Sunday Short: The Alley Doesn’t Forget
- Faiz Faisal
- 3 days ago
- 2 min read
Before Azim, there was Hafiz.
And Hafiz was the kind of guy your parents warned you about—charismatic, clever, and completely rotten inside.
He thrived in the backstreets of Ampang Jaya—picking pockets, cheating tourists, running petty scams. He always wore the same olive green corduroy pants, swearing they were his “lucky pair.” And truth be told, they were lucky. No matter what mess he got into, Hafiz always walked away clean.
Until he didn’t.
It was just another Wednesday when Hafiz picked his last victim.
She was small. Maybe nineteen. Lost-looking. Thai accent. Alone. He offered to help her find a nearby hostel. Led her through alleys.
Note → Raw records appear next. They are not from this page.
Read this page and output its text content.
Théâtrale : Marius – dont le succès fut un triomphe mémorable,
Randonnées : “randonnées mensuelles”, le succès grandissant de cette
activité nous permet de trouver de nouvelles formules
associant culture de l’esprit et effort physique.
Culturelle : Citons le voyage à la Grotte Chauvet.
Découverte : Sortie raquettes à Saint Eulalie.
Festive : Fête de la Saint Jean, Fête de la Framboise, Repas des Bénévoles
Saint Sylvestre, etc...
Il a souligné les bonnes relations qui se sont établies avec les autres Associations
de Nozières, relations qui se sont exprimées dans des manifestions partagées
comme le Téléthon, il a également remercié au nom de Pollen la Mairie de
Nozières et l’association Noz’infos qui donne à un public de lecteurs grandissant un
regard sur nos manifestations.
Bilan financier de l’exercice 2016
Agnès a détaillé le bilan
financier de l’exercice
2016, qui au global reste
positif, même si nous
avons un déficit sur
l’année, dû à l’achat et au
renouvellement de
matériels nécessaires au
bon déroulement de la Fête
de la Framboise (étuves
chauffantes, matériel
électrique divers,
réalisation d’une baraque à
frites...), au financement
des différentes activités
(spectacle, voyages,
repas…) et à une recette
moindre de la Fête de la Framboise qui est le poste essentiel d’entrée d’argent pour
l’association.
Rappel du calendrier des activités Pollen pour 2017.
Smiled charmingly.
But she wasn’t lost.
And she wasn’t alone.
When they reached the end of a dead alley behind a kopitiam, he reached for her bag. That’s when he heard the first brick hit the ground behind him.
Four men stepped out of the shadows. Silent. Calm.
Hafiz tried to run, but his pants snagged on a loose nail. He turned to fight.
Only one blow landed.
He didn’t die quickly.
They said he gurgled like a drain, one eye swollen shut, his lucky pants soaked in a mix of blood and wet alley sludge. When the final brick came down, something… snapped—not just his skull, but something deeper. The sound echoed, sharp and unnatural.
By the time the men disappeared, there was nothing left of Hafiz but a pulpy mess and those damn corduroys.
The pants didn’t even tear.
A week later, a junk collector found them and tossed them into a donation pile.
From there, they passed from hand to hand—until they ended up in a RM2 bin near Klang.
But Hafiz wasn’t done.
See, what Hafiz didn’t know is this: when your life is built on rot, your death can’t cleanse you.
You don’t get peace.
You get trapped.
Bound to the one thing you loved most. The one thing you thought made you invincible.
For Hafiz, it was the pants.
That’s why he clings. Why he screams through dreams. Why he panics when someone tries to destroy them.
Because deep down, he knows.
He deserves worse.
And yet…
he still doesn’t want to go.
Some threads carry memories. Others carry what’s left of a man who couldn’t let go.